I discussed with Mark that the Fed had raised the interest rate in the middle of December 2015, the first time since 2006, and they raised it a quarter of a point. I wanted his take on that.

"If you’re in my space, it’s private money lending and there’s always going to be more opportunities and a quarter of a point isn’t going to adjust much in my world. Where it’s going to make a difference is the mortgage backed securities, mortgage rates will go up a little bit, bond market, credit cards, and students loans will all be impacted and if you have all of those you will be impacted. On $100,000 a ¼ of a point over a year is about $250/yr so it’ll be a minimal amount each month per $100,000 so it’s not a killer, but if it goes up a ¼ of a point every quarter for 15 months then before you know it the fed fund’s rate is at 15% and the prime rate increases, home equity loans increase, etc. For the people who have to pay off of that rate it may be a trend upward, but then you have the investment community who gets nothing and they might like that. It is worth studying and it does have an impact so it’s worth watching the actual dollar increase you’ll pay and the percentage increase it’s causing. It’s not going to stop there, it’s going to be a trend upward until there’s a recession."

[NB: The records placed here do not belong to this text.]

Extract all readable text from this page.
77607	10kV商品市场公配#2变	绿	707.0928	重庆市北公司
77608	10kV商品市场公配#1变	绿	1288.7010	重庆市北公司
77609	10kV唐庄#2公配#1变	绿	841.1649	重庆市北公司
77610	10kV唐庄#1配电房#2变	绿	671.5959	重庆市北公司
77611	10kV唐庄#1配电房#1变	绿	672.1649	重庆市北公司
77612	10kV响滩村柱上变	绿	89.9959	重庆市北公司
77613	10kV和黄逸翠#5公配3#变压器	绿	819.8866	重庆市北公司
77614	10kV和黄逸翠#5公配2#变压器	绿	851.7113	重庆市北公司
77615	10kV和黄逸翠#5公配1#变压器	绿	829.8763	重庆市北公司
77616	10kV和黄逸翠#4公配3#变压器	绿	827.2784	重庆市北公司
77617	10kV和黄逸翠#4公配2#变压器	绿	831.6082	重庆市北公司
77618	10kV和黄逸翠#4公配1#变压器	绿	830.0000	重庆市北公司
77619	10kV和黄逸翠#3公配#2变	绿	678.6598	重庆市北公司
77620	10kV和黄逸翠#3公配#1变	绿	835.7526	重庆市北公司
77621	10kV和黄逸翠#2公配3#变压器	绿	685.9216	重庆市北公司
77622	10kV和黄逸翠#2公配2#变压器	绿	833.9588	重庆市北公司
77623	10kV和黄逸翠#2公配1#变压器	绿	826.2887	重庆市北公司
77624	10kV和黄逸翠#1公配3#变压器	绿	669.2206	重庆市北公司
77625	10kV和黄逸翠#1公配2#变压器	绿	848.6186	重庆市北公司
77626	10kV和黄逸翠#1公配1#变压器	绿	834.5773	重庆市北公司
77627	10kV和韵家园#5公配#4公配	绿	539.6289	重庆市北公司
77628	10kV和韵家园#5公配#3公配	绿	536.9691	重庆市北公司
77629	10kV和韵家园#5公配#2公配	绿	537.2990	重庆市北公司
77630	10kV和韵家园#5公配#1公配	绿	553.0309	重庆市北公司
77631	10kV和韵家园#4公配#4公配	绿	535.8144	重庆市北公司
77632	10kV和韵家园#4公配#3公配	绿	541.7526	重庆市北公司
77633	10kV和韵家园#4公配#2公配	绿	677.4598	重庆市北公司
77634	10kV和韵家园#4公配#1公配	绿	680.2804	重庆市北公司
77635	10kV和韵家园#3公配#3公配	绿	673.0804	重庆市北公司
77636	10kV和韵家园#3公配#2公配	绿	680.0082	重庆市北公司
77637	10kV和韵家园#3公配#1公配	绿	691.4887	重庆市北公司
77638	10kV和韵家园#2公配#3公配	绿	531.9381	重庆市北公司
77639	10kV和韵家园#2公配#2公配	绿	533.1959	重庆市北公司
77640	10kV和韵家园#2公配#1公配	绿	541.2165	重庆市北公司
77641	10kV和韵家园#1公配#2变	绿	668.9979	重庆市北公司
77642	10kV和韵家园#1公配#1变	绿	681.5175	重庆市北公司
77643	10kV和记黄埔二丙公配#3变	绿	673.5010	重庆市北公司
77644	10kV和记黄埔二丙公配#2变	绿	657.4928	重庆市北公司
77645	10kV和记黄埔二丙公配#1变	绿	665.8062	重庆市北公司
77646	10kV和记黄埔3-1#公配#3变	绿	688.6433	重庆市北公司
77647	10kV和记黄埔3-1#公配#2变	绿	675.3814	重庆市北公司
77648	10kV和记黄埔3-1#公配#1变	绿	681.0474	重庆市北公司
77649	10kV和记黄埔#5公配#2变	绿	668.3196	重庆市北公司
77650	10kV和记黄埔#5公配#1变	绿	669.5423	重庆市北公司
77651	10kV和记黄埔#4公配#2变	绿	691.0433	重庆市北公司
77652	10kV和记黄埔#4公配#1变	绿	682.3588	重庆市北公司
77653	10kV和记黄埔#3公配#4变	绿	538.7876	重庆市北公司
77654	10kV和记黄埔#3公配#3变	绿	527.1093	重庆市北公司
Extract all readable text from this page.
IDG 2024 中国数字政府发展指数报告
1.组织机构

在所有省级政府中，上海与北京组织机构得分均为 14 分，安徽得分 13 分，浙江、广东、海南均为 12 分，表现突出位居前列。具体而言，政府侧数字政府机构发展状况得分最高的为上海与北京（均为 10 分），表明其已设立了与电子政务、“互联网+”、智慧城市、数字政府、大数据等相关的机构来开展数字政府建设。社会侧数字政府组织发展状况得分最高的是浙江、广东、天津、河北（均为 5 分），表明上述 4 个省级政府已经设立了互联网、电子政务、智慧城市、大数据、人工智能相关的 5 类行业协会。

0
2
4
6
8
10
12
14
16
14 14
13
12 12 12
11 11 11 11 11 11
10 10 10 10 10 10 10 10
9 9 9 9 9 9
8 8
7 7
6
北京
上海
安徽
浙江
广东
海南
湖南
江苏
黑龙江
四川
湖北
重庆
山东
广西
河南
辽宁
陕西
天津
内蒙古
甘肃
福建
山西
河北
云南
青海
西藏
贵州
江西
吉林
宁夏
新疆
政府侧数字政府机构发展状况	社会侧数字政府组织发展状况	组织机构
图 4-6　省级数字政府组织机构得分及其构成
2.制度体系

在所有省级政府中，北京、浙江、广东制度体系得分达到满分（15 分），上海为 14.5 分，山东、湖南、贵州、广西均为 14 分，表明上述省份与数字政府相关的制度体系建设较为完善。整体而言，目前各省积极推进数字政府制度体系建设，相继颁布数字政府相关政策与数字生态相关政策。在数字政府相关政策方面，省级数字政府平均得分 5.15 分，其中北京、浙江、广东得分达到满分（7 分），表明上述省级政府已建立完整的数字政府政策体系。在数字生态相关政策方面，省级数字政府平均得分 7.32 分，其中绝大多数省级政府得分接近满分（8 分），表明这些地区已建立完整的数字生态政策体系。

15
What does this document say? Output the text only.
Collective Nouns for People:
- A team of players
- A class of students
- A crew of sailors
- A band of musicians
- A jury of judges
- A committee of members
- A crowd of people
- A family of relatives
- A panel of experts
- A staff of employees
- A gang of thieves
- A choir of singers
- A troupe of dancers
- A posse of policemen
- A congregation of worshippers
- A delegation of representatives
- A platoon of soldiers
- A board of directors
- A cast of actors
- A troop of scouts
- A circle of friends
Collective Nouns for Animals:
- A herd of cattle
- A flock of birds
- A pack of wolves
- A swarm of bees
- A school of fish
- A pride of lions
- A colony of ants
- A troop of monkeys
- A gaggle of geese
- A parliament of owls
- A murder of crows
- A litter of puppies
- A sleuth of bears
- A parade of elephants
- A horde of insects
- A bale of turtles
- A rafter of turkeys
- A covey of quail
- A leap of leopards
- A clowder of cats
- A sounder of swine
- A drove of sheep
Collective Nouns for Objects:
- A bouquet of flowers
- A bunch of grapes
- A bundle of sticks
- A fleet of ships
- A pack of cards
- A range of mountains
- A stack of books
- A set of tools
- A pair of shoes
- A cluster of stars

I shared with him that the expectation is that there will be 3 more raises in 2016. I asked him if he sees a recession in front of us and what his thoughts are terms of how soon or how far.

"I used to think late 2018-2019 but now I am thinking maybe 2017, but I don’t see it yet. I see some strength in the economy in the basic home building business and in the construction of large office buildings in all the major cities around the country. Construction brings a lot of work to a lot of people and it’s a huge kick to the economy. So even though internationally it’s slowed down, domestically we’re doing ok. There’s three things that predict the economy, reduction of the Fed fund, reduction of the marginal taxes and easing of the regulatory world. I don’t see a recession immediately in the United States, 1 quarter of a point isn’t going to cause a recession; it’s just an indicator of a trend, so you just have to watch the trend. It’s an election year and politicians try to position everything so it’ll be a good election for the incumbents but I’m watching to see if it’s going to come sooner."

Lastly I asked Mark what the short list of the indicators he watches when he watches the trends are.

"There are two organizations that drive the economy now, the Federal Reserve and the White House and congress, so I look for changes from them that impact an entire economy. I also look at factors such as the labor force, unemployment rate, wage pressure, the international growth in China, Brazil, and a few European countries."

"As an investor, you’re either investing as an active player and you’re money’s tied up for a long time or maybe it’s a flip and your money is tied up for 6-9 months. So in our fund we underwrite to sustain a tough market. From an investor pov how long do you want to keep your money tied up is the question. Think of the last recession and what you did right or wrong depending on if you lost or made money."